Lars took another pull and passed the bottle to his brother-in-law who obliged.
“Call me when that gets in and do a quick canvass. I also want that fiber on the knife’s tang and hand guard. Didn’t look like anything that I saw on the perp. Directionality on the knife upon initial inspection looked like a different flow. Not sure what that means if anything, but put an eye on it.”
“Chief, you can’t get involved…”
Lars slammed his fist on the table.
“I am involved! If not in the investigation, then fine. Consider it a fucking fairy whisper in your ear or something. I don’t know, pretend you had some divine intervention dream if you need. Just don’t screw it up and take a tip for what it is. Now leave me if you all are done. I have some other matters to attend to.”
The officers headed off, some giving Havens a nod before leaving. One informed Havens that he would have to follow up in the morning to see if anything else needed a report for insurance or if something came up in their investigations. Havens confirmed that he was not going anywhere.
When they all had left, Lars looked up at Havens.
“So we have some sorting out here. I don’t blame you for not being here, I do not blame you for anything that happened, but here is how I see it.”
Havens hadn’t seen this side of Lars, now much more assertive.
“I made some initial arrangements for Christina. Sean, you will need to make some final ones. You need to have a visitation in two days and the funeral in three. We can’t wait any longer. She needs to be at peace now in a final resting place out of that damned cold metal locker. Also, it appears that some foundation has paid for everything. Silver Star. Something about taking care of military folks. They thought I was the husband when I called back to inquire about some details. Now, that doesn’t make a whole lot of sense to me given what I know of your background not being in the military. So we will get to that next.”
Lars took another pull before continuing.
“This whole thing of poor Maggie being raped by some guy who threatens if she goes to the police to having gangbangers come in, to now seeing that this nutcase is here killing himself and googling on her computer or something isn’t making a shitload of sense to me. Those are different worlds and don’t mirror your daughter’s world in any way. All of it is too random. What’s really chafing my balls is how none of this has ever happened until the couple weeks that you are gone, all hell breaks loose from all sides of the world on my sister and niece. This isn’t about her having a boyfriend who slaps her or tries to get to second base and gets shut down so he eggs a house or slashes a tire. This is all out Gang unit, Special Victim unit, Homicide, Cyber…We have all arms of a police department in this shit. Real life doesn’t work this way.”

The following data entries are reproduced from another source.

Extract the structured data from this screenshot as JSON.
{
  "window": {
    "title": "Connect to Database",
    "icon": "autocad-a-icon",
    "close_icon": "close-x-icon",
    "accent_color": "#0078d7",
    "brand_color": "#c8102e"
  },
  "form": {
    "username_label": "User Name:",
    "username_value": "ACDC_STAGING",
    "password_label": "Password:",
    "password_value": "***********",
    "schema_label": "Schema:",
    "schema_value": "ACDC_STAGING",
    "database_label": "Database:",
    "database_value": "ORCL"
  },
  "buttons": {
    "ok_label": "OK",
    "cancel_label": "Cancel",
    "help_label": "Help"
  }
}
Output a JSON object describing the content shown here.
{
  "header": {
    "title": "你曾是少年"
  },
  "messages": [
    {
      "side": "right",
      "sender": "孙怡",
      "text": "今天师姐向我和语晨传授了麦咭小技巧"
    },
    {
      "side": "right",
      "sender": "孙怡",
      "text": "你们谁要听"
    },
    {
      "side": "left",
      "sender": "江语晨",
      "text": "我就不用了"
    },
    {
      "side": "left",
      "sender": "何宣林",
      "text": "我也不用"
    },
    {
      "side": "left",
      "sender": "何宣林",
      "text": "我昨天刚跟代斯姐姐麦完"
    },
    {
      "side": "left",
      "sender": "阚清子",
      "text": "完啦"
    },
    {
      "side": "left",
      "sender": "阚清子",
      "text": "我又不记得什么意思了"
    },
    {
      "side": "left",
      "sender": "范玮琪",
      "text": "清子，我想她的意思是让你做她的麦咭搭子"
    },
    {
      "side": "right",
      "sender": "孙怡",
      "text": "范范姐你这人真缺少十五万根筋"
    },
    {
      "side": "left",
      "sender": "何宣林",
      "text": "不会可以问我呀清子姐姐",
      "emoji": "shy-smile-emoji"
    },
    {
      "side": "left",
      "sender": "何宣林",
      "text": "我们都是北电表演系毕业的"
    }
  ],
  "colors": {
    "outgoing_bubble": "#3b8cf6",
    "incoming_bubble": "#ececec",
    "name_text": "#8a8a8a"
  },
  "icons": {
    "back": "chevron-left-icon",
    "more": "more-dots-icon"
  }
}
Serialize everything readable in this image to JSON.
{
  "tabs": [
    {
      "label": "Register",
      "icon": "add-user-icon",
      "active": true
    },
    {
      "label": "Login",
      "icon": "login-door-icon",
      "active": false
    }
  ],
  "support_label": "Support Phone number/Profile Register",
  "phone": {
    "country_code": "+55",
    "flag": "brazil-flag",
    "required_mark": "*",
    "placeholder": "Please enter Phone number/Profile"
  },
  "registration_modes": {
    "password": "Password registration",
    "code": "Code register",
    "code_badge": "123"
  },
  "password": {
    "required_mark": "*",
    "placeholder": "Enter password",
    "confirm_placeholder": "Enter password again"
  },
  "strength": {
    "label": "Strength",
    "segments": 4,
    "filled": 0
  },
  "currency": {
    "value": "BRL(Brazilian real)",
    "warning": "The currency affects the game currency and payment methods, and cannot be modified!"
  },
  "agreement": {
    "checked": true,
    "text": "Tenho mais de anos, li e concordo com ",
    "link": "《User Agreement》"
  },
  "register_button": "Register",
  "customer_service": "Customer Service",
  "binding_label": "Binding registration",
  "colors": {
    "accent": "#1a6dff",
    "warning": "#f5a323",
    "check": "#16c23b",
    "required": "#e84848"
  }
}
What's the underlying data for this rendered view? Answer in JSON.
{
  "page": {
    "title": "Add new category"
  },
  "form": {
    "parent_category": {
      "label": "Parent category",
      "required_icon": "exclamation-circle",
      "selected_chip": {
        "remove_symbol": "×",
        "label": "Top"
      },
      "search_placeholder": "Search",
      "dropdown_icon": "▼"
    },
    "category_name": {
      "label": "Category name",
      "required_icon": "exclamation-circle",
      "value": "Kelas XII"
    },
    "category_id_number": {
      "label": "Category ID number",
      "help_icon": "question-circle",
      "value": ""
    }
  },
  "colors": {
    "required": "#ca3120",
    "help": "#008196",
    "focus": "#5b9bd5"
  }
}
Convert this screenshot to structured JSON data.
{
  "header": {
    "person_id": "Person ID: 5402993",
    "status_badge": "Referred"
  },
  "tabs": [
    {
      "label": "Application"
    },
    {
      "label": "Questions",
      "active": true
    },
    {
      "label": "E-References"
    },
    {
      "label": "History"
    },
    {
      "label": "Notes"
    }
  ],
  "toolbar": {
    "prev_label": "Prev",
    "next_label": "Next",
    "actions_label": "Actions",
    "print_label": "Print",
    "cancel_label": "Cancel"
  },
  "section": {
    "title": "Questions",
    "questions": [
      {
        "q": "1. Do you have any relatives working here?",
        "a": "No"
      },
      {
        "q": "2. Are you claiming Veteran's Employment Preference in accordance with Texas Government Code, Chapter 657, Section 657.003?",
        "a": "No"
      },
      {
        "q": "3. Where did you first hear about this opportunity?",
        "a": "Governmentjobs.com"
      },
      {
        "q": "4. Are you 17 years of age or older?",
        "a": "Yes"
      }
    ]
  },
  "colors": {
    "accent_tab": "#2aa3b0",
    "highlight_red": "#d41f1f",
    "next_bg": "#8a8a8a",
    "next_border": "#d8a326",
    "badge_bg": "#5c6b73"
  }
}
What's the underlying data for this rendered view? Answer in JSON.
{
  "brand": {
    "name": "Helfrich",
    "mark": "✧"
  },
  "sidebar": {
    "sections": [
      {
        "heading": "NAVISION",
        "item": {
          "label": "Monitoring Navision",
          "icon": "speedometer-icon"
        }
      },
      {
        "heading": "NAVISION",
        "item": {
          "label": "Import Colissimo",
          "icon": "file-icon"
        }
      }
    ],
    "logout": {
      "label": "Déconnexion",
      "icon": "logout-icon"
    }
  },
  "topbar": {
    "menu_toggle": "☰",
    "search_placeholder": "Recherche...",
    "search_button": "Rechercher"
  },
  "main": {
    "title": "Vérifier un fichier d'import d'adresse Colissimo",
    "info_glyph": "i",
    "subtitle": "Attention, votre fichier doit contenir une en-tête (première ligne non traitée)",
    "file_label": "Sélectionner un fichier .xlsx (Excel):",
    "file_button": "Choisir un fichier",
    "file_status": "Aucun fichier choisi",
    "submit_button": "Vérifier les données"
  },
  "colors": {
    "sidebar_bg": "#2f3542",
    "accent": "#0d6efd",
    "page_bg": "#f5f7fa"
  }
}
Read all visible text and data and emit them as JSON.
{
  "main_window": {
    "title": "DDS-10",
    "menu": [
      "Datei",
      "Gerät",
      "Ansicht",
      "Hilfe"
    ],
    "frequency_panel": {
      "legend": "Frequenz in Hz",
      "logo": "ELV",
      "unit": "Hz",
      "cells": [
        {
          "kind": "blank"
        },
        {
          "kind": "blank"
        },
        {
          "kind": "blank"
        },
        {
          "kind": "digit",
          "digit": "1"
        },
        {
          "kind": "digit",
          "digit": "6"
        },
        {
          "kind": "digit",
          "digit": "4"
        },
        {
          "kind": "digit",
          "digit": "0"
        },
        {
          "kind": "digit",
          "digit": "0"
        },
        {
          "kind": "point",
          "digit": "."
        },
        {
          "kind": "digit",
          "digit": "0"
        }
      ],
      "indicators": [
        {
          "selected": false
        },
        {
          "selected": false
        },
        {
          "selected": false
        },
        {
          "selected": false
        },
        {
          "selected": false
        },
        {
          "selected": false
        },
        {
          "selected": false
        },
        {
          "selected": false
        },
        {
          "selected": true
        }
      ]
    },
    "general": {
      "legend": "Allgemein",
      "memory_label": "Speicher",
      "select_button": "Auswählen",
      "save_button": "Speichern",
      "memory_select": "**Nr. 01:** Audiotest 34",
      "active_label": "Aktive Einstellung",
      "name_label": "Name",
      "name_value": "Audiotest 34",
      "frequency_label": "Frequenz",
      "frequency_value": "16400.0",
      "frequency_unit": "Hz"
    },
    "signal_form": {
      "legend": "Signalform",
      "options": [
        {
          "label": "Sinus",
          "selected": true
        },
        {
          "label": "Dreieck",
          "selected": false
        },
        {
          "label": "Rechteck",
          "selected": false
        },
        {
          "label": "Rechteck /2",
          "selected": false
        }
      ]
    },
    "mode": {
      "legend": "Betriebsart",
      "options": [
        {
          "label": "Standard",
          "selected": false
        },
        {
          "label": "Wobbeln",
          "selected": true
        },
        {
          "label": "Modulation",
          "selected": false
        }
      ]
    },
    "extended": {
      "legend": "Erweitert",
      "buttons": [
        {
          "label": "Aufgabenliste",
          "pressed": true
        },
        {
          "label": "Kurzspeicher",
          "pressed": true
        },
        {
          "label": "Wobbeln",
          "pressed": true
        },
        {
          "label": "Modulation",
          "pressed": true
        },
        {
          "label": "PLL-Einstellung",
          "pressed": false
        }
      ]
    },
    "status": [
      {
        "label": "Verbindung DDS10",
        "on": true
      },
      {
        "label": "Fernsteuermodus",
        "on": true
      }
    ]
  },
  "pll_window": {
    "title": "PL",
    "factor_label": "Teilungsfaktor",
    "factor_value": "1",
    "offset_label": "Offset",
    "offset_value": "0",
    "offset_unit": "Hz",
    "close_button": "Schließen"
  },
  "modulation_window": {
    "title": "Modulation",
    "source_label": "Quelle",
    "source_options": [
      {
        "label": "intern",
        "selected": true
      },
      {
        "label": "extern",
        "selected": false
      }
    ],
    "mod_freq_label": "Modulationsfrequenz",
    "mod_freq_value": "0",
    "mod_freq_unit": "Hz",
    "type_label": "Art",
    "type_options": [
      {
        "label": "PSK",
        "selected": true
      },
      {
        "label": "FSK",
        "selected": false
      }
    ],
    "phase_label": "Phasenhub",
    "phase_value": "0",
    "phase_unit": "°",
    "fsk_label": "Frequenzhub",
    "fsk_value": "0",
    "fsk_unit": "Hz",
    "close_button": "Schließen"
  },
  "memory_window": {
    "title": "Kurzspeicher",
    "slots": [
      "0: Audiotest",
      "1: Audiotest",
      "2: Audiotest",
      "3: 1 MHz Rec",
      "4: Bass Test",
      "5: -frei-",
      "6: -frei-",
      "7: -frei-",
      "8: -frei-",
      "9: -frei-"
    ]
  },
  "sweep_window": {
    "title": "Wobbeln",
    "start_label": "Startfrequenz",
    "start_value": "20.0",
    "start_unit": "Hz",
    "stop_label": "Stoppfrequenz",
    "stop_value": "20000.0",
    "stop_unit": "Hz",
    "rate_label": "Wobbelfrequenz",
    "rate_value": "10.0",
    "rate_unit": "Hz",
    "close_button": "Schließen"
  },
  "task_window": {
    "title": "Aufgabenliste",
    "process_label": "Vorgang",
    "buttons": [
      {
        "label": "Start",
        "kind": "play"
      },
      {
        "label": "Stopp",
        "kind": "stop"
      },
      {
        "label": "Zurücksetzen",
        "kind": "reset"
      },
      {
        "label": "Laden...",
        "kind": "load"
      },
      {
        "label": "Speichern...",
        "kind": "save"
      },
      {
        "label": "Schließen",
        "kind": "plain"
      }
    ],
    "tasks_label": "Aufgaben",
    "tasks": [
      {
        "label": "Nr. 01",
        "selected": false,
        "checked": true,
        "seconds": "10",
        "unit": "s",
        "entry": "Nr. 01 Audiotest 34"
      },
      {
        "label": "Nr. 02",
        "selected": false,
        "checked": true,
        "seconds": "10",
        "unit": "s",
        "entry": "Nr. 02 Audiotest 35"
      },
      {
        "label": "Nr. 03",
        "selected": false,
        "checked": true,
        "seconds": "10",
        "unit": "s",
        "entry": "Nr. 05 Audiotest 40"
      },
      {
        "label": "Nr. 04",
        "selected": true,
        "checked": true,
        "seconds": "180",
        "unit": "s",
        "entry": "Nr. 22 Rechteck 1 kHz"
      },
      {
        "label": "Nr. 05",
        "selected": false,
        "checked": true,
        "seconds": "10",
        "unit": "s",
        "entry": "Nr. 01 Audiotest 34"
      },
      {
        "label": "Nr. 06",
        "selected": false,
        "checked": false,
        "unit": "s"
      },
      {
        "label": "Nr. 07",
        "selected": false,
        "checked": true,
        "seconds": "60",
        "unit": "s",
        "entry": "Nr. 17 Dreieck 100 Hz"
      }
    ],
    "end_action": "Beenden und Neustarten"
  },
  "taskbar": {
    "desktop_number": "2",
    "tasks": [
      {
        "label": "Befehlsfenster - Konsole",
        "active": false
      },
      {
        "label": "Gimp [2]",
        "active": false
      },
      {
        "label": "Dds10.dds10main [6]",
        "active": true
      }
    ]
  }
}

Havens interjected, “Lars…”
“Now you hear me out.”
“No, Lars.” Havens stood up breaking Lars’ attempt at dominance. “I will listen to you so you can get out whatever you need to get out. But you know this… I had nothing to do with this. I am just as confused, and have been equally—no offense—but if not more devastated by this whole thing that happened to my family. My wife. My daughter. In MY house! And if I’m not showing you enough emotion it’s because I can’t anymore. I’m broken.”
Lars raised his hand, closed his eyes. “Wait.”
Recomposing himself, Lars continued as if he had only extended a courtesy break in the conversation for another voice to have some time. That time was over.
“Seany, I know you didn’t do it. I know you didn’t have someone do it. All I am saying is this stink of shit isn’t following what I know to be my niece’s behavior. It isn’t something that my sister is involved with. It isn’t a mistaken identity or random act. That leaves one thing. In my experience in law enforcement, it means the stink is on you, and I need to find out what. Not to bust you, but to help you. Because if it is what I think it could be, you could be next, and you are all I have left. I look at you like my own brother. I believe Maggie will get better, but that is going to be a long road if she makes it.”